Bookmark and Share

Notice: On March 31, it was announced that Statalist is moving from an email list to a forum. The old list will shut down on April 23, and its replacement, statalist.org is already up and running.


[Date Prev][Date Next][Thread Prev][Thread Next][Date Index][Thread Index]

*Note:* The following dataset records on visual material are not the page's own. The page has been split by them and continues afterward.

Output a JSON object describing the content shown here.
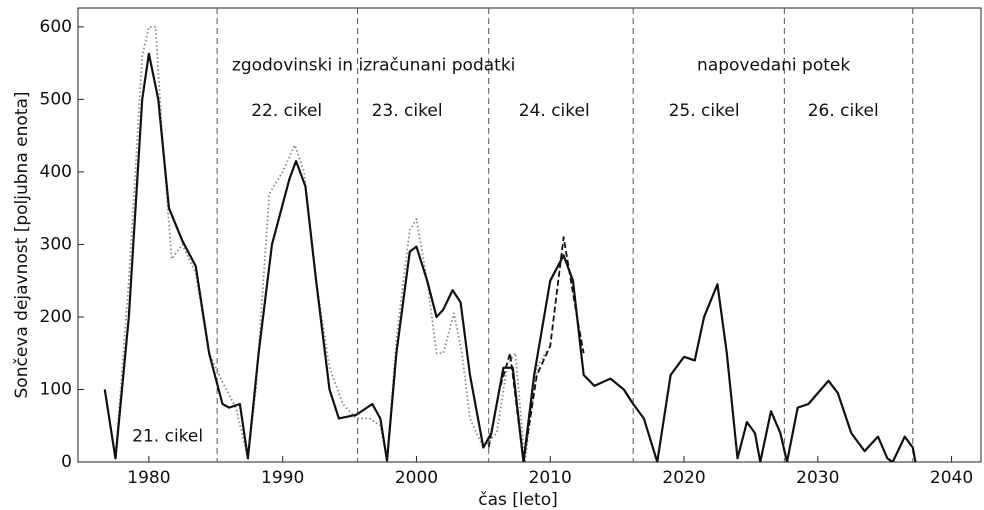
{
  "chart_data": {
    "type": "line",
    "xlabel": "čas [leto]",
    "ylabel": "Sončeva dejavnost [poljubna enota]",
    "xlim": [
      1974.7,
      2042.2
    ],
    "ylim": [
      0,
      626
    ],
    "xticks": [
      1980,
      1990,
      2000,
      2010,
      2020,
      2030,
      2040
    ],
    "yticks": [
      0,
      100,
      200,
      300,
      400,
      500,
      600
    ],
    "vlines": [
      1985.1,
      1995.6,
      2005.4,
      2016.2,
      2027.5,
      2037.1
    ],
    "annotations": [
      {
        "text": "zgodovinski in izračunani podatki",
        "x": 1996.8,
        "y": 547
      },
      {
        "text": "napovedani potek",
        "x": 2026.7,
        "y": 547
      },
      {
        "text": "21. cikel",
        "x": 1981.4,
        "y": 35
      },
      {
        "text": "22. cikel",
        "x": 1990.3,
        "y": 484
      },
      {
        "text": "23. cikel",
        "x": 1999.3,
        "y": 484
      },
      {
        "text": "24. cikel",
        "x": 2010.3,
        "y": 484
      },
      {
        "text": "25. cikel",
        "x": 2021.5,
        "y": 484
      },
      {
        "text": "26. cikel",
        "x": 2031.9,
        "y": 484
      }
    ],
    "series": [
      {
        "style": "dotted",
        "color": "#888888",
        "x": [
          1976.7,
          1977.5,
          1978.5,
          1979.5,
          1980,
          1980.5,
          1981,
          1981.7,
          1982.5,
          1983.5,
          1984.5,
          1985.5,
          1986.5,
          1987.4,
          1988,
          1989,
          1990,
          1990.9,
          1991.6,
          1992.5,
          1993.5,
          1994.5,
          1995.5,
          1996.5,
          1997.3,
          1997.8,
          1998.5,
          1999.5,
          2000,
          2000.8,
          2001.5,
          2002,
          2002.8,
          2003.4,
          2004,
          2005,
          2006,
          2006.8,
          2007.4,
          2008.1,
          2009,
          2009.8
        ],
        "values": [
          100,
          5,
          250,
          560,
          600,
          600,
          450,
          280,
          300,
          260,
          150,
          110,
          75,
          5,
          100,
          370,
          400,
          437,
          400,
          250,
          130,
          80,
          60,
          60,
          50,
          2,
          170,
          320,
          335,
          250,
          150,
          150,
          205,
          150,
          60,
          20,
          40,
          135,
          150,
          0,
          130,
          155
        ]
      },
      {
        "style": "dashed",
        "color": "#111111",
        "x": [
          2005.4,
          2006.2,
          2007,
          2008,
          2009,
          2010,
          2011,
          2012,
          2012.5
        ],
        "values": [
          20,
          100,
          150,
          0,
          120,
          160,
          310,
          200,
          150
        ]
      },
      {
        "style": "solid",
        "color": "#111111",
        "x": [
          1976.7,
          1977.5,
          1978.5,
          1979.5,
          1980,
          1980.7,
          1981.5,
          1982.5,
          1983.5,
          1984.5,
          1985.5,
          1986,
          1986.8,
          1987.4,
          1988.2,
          1989.2,
          1990.5,
          1991,
          1991.7,
          1992.5,
          1993.5,
          1994.2,
          1995.5,
          1996.7,
          1997.3,
          1997.8,
          1998.5,
          1999.5,
          2000,
          2000.8,
          2001.5,
          2002,
          2002.7,
          2003.3,
          2004,
          2005,
          2005.6,
          2006.5,
          2007.2,
          2008,
          2008.8,
          2010,
          2011,
          2011.7,
          2012.5,
          2013.3,
          2014.5,
          2015.5,
          2016.2,
          2017,
          2018,
          2019,
          2020,
          2020.8,
          2021.5,
          2022.5,
          2023.2,
          2024,
          2024.7,
          2025.3,
          2025.7,
          2026.5,
          2027.2,
          2027.7,
          2028.5,
          2029.3,
          2030,
          2030.8,
          2031.5,
          2032.5,
          2033.5,
          2034.5,
          2035.2,
          2035.6,
          2036.5,
          2037.1,
          2037.3
        ],
        "values": [
          100,
          5,
          200,
          500,
          563,
          500,
          350,
          305,
          270,
          150,
          80,
          75,
          80,
          5,
          150,
          300,
          390,
          415,
          380,
          250,
          100,
          60,
          65,
          80,
          60,
          2,
          150,
          290,
          297,
          250,
          200,
          210,
          237,
          220,
          120,
          20,
          40,
          130,
          130,
          0,
          120,
          250,
          285,
          250,
          120,
          105,
          115,
          100,
          80,
          60,
          0,
          120,
          145,
          140,
          200,
          245,
          150,
          5,
          55,
          40,
          0,
          70,
          40,
          0,
          75,
          80,
          95,
          112,
          95,
          40,
          15,
          35,
          5,
          0,
          35,
          20,
          0
        ]
      }
    ]
  }
}
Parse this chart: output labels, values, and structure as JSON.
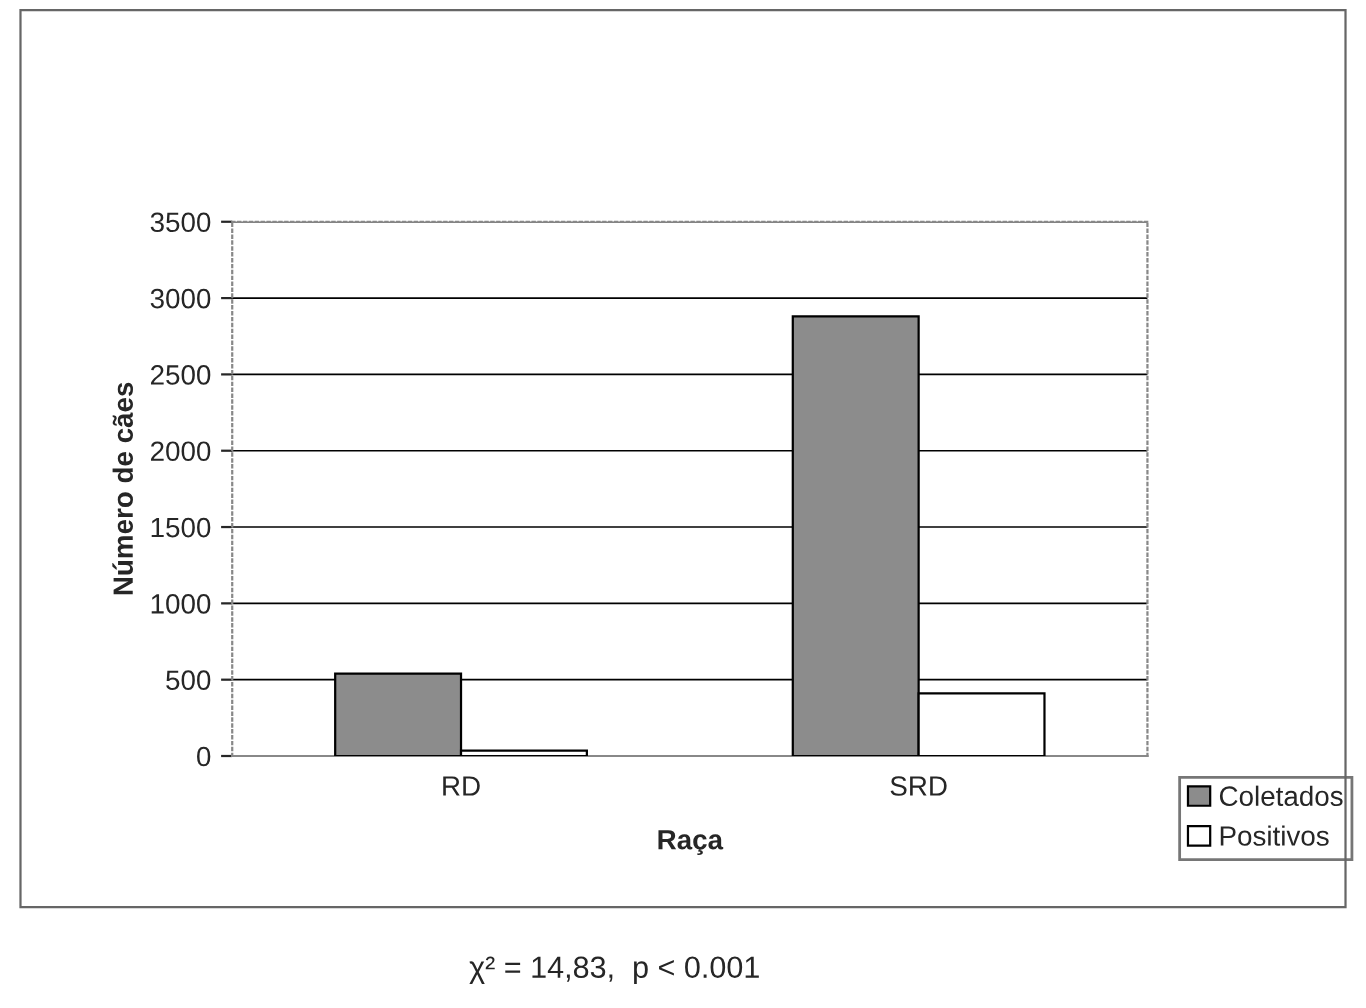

st: R: qnorm and ttest question


From   <carlo.lazzaro@tiscalinet.it>
To   <statalist@hsphsun2.harvard.edu>
Subject   st: R: qnorm and ttest question
Date   Fri, 3 Feb 2012 10:44:10 +0100

Dear Stata,
Please take a look to Stata Faq #2. Point 3 ("Please note that many members
are less inclined to answer anonymous emails, sometimes to the point of
ignoring them on principle".)
As far as your query is concerned, I agree with David Hoaglin that with
20,000 observations you should not come across any probems with t-test.
However, another way may be to calculate a bootstrap p-value (please, see
the code below):
----------------------------code
begins--------------------------------------------
drop _all
set obs 100
g group=1 in 1/50
replace group=2 in 51/100
g worked_hour=(60*runiform())
replace worked_hour=100 in 45/47
by group, sort: swilk worked_hour
replace worked_hour=100 in 95/100
by group, sort: swilk worked_hour
ttest worked_hour, by(group) unequal
return list
scalar t=r(t)
g comb_mean=((r(mu_1)*r(N_1))+(r(mu_2)*r(N_2)))/(r(N_1)+r(N_2))
sum worked_hour if group==1, meanonly
replace worked_hour= worked_hour-r(mean)+comb_mean if group==1
sum worked_hour if group==2, meanonly
replace worked_hour= worked_hour-r(mean)+comb_mean if group==2
bootstrap r(t), reps(10000) nodots strata(group)
saving(C:\Users\user\Desktop\bootstrap.dta, every(1) double replace)
seed(12345) : ttest worked_hour, by(group) unequal
use "C:\Users\user\Desktop\bootstrap.dta", clear
generate indicator = abs(t)>=abs(scalar(t))
summarize indicator, meanonly
display "p_bootstrap = " r(mean)
---------------------------------- Code
ends------------------------------------------------------------------------
-----------------------------

HTH and Kind Regards,
Carlo
-----Messaggio originale-----
Da: owner-statalist@hsphsun2.harvard.edu
[mailto:owner-statalist@hsphsun2.harvard.edu] Per conto di Stata
Inviato: giovedì 2 febbraio 2012 21:10
A: statalist@hsphsun2.harvard.edu
Oggetto: st: qnorm and ttest question

Hello,

I try to see the data for "total worked hour in the past week" is normal
distribution or not. I used qnorm and got a graph which most of dots fall
on/closed to the line but the left side tail is  above the line as
"worked-hour" is always non negative.

what should I say about this distribution?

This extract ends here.